Elmaaty Ayman Abo, Darwish Khaled M, Khattab Muhammad, Elhady Sameh S, Salah Mohammed, Hamed Mohammed I A, Al-Karmalawy Ahmed A, Saleh Moustafa M
Department of Medicinal Chemistry, Faculty of Pharmacy, Port Said University, Port Said, Egypt.
Department of Medicinal Chemistry, Faculty of Pharmacy, Suez Canal University, Ismailia, Egypt.
J Biomol Struct Dyn. 2022;40(19):8866-8893. doi: 10.1080/07391102.2021.1918256. Epub 2021 Apr 30.
The global prevalence of COVID-19 disease and the overwhelming increase in death toll urge scientists to discover new effective drugs. Although the drug discovery process is a challenging and time-consuming, fortunately, the plant kingdom was found to have many active therapeutics possessing broad-spectrum antiviral activity including those candidates active against severe acute respiratory syndrome coronaviruses (SARS-CoV). Herein, nine traditional Chinese medicinal plant constituents from different origins (Glycyrrhizin , Lycorine , Puerarin , Daidzein , Daidzin , Salvianolic acid B , Dihydrotanshinone I , Tanshinone I , Tanshinone IIa ) previously reported to exhibit antiviral activity against SARS-CoV were virtually screened (molecular docking) as potential inhibitors of SARS-CoV-2 target proteins. The tested medicinal plant compounds were screened for their activity against two key SARS-CoV-2 target proteins; 3CLpro, and Spike binding-domain proteins. Among the tested medicinal plant compounds, Salvianolic acid B showed promising binding affinities against the two specified SARS-CoV-2 target proteins compared to the reference standards used. Hence molecular dynamics simulations followed by calculating the free-binding energy were carried out for Sal-B providing information on its affinity, stability, and thermodynamic behavior within the two SARS-CoV-2 target proteins as well as key ligand-protein binding aspects. Besides, the quantum mechanical calculations showed that Sal-B can adopt different conformations due to the existence of various rotatable bonds. Therefore, the enhanced antiviral activity of Sal-B among other studied compounds can be also attributed to the structural flexibility of Sal-B. Our study gives an explanation of the structure activity relationship required for targeting SARS-CoV-2 3CLpro and Spike proteins and also facilitates the future design and synthesis of new potential drugs exhibiting better affinity and specificity. Besides, an ADME study was carried out on screened compounds and reference controls revealing their pharmacokinetics properties.Communicated by Ramaswamy H. Sarma.

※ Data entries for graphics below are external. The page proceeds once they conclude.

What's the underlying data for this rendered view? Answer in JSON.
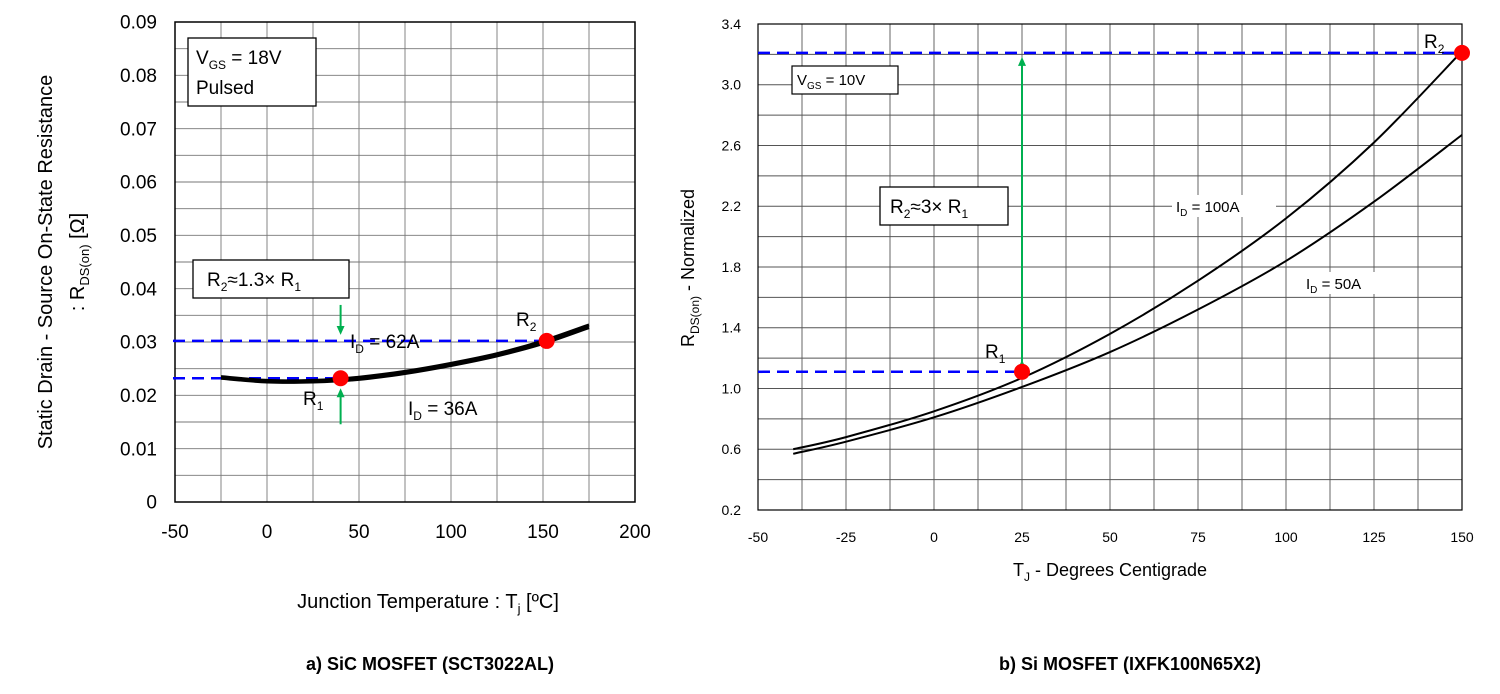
{
  "chart_data": [
    {
      "type": "line",
      "caption": "a) SiC MOSFET (SCT3022AL)",
      "xlabel": "Junction Temperature : T",
      "xlabel_sub": "j",
      "xlabel_unit": " [ºC]",
      "ylabel_line1": "Static Drain - Source On-State Resistance",
      "ylabel_line2_pre": ": R",
      "ylabel_line2_sub": "DS(on)",
      "ylabel_line2_post": " [Ω]",
      "xlim": [
        -50,
        200
      ],
      "ylim": [
        0,
        0.09
      ],
      "xticks": [
        "-50",
        "0",
        "50",
        "100",
        "150",
        "200"
      ],
      "yticks": [
        "0",
        "0.01",
        "0.02",
        "0.03",
        "0.04",
        "0.05",
        "0.06",
        "0.07",
        "0.08",
        "0.09"
      ],
      "grid": true,
      "box": {
        "line1_pre": "V",
        "line1_sub": "GS",
        "line1_post": " = 18V",
        "line2": "Pulsed"
      },
      "ratio_label": {
        "pre": "R",
        "sub1": "2",
        "mid": "≈1.3× R",
        "sub2": "1"
      },
      "series": [
        {
          "name_pre": "I",
          "name_sub": "D",
          "name_post": " = 62A",
          "x": [
            -25,
            0,
            25,
            50,
            75,
            100,
            125,
            150,
            175
          ],
          "y": [
            0.0235,
            0.0228,
            0.0228,
            0.0234,
            0.0245,
            0.026,
            0.0278,
            0.0302,
            0.0332
          ]
        },
        {
          "name_pre": "I",
          "name_sub": "D",
          "name_post": " = 36A",
          "x": [
            -25,
            0,
            25,
            50,
            75,
            100,
            125,
            150,
            175
          ],
          "y": [
            0.0232,
            0.0225,
            0.0225,
            0.023,
            0.0241,
            0.0256,
            0.0274,
            0.0297,
            0.0327
          ]
        }
      ],
      "markers": [
        {
          "pre": "R",
          "sub": "1",
          "x": 40,
          "y": 0.0232
        },
        {
          "pre": "R",
          "sub": "2",
          "x": 152,
          "y": 0.0302
        }
      ],
      "colors": {
        "marker": "#ff0000",
        "dashed": "#0000ff",
        "arrow": "#00b050",
        "curve": "#000000"
      }
    },
    {
      "type": "line",
      "caption": "b) Si MOSFET (IXFK100N65X2)",
      "xlabel_pre": "T",
      "xlabel_sub": "J",
      "xlabel_post": " - Degrees Centigrade",
      "ylabel_pre": "R",
      "ylabel_sub": "DS(on)",
      "ylabel_post": " - Normalized",
      "xlim": [
        -50,
        150
      ],
      "ylim": [
        0.2,
        3.4
      ],
      "xticks": [
        "-50",
        "-25",
        "0",
        "25",
        "50",
        "75",
        "100",
        "125",
        "150"
      ],
      "yticks": [
        "0.2",
        "0.6",
        "1.0",
        "1.4",
        "1.8",
        "2.2",
        "2.6",
        "3.0",
        "3.4"
      ],
      "grid": true,
      "box": {
        "pre": "V",
        "sub": "GS",
        "post": " = 10V"
      },
      "ratio_label": {
        "pre": "R",
        "sub1": "2",
        "mid": "≈3× R",
        "sub2": "1"
      },
      "series": [
        {
          "name_pre": "I",
          "name_sub": "D",
          "name_post": " = 100A",
          "x": [
            -40,
            -25,
            0,
            25,
            50,
            75,
            100,
            125,
            150
          ],
          "y": [
            0.6,
            0.68,
            0.85,
            1.07,
            1.36,
            1.71,
            2.12,
            2.62,
            3.22
          ]
        },
        {
          "name_pre": "I",
          "name_sub": "D",
          "name_post": " = 50A",
          "x": [
            -40,
            -25,
            0,
            25,
            50,
            75,
            100,
            125,
            150
          ],
          "y": [
            0.57,
            0.65,
            0.81,
            1.01,
            1.24,
            1.52,
            1.84,
            2.23,
            2.67
          ]
        }
      ],
      "markers": [
        {
          "pre": "R",
          "sub": "1",
          "x": 25,
          "y": 1.11
        },
        {
          "pre": "R",
          "sub": "2",
          "x": 150,
          "y": 3.21
        }
      ],
      "colors": {
        "marker": "#ff0000",
        "dashed": "#0000ff",
        "arrow": "#00b050",
        "curve": "#000000"
      }
    }
  ]
}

新型冠状病毒肺炎(COVID-19)疾病的全球流行以及死亡人数的激增促使科学家们去发现新的有效药物。尽管药物研发过程具有挑战性且耗时,但幸运的是,人们发现植物界有许多具有广谱抗病毒活性的活性治疗剂,包括那些对严重急性呼吸综合征冠状病毒(SARS-CoV)有活性的候选药物。在此,对先前报道具有抗SARS-CoV活性的9种来自不同来源的中药植物成分(甘草酸、秋水仙碱、葛根素、大豆苷元、大豆苷、丹酚酸B、二氢丹参酮I、丹参酮I、丹参酮IIA)进行了虚拟筛选(分子对接),以确定它们作为SARS-CoV-2靶蛋白潜在抑制剂的可能性。对所测试的药用植物化合物针对两种关键的SARS-CoV-2靶蛋白(3CL蛋白酶和刺突结合域蛋白)的活性进行了筛选。在所测试的药用植物化合物中,与所使用的参考标准相比,丹酚酸B对两种指定的SARS-CoV-2靶蛋白显示出有前景的结合亲和力。因此,对丹酚酸B进行了分子动力学模拟,随后计算了其自由结合能,以提供有关其在两种SARS-CoV-2靶蛋白中的亲和力、稳定性和热力学行为以及关键配体-蛋白结合方面的信息。此外,量子力学计算表明,由于存在各种可旋转键,丹酚酸B可以采用不同的构象。因此,丹酚酸B在其他研究化合物中增强的抗病毒活性也可归因于其结构灵活性。我们的研究解释了靶向SARS-CoV-2 3CL蛋白酶和刺突蛋白所需的构效关系,也有助于未来设计和合成具有更好亲和力和特异性的新潜在药物。此外,对筛选出的化合物和参考对照进行了药物代谢动力学(ADME)研究,揭示了它们的药代动力学性质。由拉马斯瓦米·H·萨尔马通讯。